Inilah barangkali yang disebut oleh Tim Kivlan Zen sebagai operasi senyap dalam pembebasan sandera. Sebagai pensiunan tentara dengan segudang pengalaman tempur, plus punya jaringan kuat di kelompok pemberontak di Mindanao, maka sungguh cerdas pihak corporate Patria Maritime Lines memilih Kivlan menjadi soldier of fortune alias tentara bayaran untuk membawa ransum sampai ke pihak penyandera.

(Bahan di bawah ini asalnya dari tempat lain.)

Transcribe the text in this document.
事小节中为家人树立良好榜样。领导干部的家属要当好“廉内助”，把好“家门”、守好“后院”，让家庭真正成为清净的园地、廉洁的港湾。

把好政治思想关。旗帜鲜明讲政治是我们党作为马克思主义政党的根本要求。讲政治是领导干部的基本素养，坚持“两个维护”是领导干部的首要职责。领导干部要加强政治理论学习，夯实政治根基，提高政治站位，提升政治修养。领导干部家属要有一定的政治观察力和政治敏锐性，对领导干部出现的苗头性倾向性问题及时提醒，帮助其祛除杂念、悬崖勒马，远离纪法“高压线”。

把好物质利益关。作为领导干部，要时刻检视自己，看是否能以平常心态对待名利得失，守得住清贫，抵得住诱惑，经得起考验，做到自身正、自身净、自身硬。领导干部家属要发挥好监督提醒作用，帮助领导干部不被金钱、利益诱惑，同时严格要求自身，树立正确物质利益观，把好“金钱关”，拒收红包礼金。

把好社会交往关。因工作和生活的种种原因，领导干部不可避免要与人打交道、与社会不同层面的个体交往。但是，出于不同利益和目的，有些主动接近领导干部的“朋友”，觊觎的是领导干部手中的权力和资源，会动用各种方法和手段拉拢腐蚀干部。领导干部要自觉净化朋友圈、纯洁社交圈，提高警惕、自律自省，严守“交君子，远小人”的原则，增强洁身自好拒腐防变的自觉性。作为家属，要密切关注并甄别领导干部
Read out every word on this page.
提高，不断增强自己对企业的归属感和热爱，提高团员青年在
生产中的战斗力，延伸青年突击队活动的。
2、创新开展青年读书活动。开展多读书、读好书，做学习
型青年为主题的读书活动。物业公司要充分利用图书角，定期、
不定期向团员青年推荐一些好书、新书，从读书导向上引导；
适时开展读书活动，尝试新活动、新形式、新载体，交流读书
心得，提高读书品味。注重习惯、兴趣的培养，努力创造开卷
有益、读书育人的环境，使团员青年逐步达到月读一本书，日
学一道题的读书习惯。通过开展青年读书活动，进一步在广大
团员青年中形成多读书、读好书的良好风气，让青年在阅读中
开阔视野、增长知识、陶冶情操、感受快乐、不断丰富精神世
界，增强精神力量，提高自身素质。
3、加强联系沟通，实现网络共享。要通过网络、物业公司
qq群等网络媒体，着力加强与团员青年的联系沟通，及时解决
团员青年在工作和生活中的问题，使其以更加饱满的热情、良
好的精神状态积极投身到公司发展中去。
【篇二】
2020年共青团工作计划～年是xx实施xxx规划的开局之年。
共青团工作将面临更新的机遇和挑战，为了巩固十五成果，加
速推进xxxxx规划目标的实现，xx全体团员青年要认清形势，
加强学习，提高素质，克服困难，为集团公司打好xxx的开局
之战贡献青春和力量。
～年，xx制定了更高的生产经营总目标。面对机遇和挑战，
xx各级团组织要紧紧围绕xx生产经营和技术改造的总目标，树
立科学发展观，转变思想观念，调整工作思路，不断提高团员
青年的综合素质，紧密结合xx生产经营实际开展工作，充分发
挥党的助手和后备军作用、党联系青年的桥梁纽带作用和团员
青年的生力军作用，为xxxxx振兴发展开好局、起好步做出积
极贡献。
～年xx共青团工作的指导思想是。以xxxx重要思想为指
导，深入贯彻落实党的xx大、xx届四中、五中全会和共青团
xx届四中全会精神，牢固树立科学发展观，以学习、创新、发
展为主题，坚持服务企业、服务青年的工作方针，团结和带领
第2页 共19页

Sebagai pensiunan tentara yang berseberangan dengan kubu Jokowi, Kivlan Zen memposisikan dirinya sebagai tentara bayaran. Dus, artinya ia tak punya kewajiban lagi untuk lapor atau sekedar memberi info kepada NKRI, bahwa dirinya pergi ke Philipina dgn misi membebaskan 10 sandera WNI. Namun, rupanya Kivlan zen tidak 100% menjadi tentara bayaran. Ia ambigu dan butuh dukungan politik. Maka, sebelum tawaran dari Maritim Lines diterima, ia minta restu Megawati.

Nah rupanya, dengan  senang hati Megawati merestuinya. Toh, ini misi mulia. Membebaskan 10 WNI dari sandera. Tapi, sudah barang tentu “restu” Mega ini, tidak murah apalagi gratis. Soal, berapa dolar harga restu itu, public tak perlu tahu. Cukup Kivlan, Megawati dan malaikat. Selebihnya kesenyapan.

Dengan analisa demikian, pertanyaannya adalah, Apakah Presiden Jokowi mengetahui operasi senyap model Kivlan-Megawati ini?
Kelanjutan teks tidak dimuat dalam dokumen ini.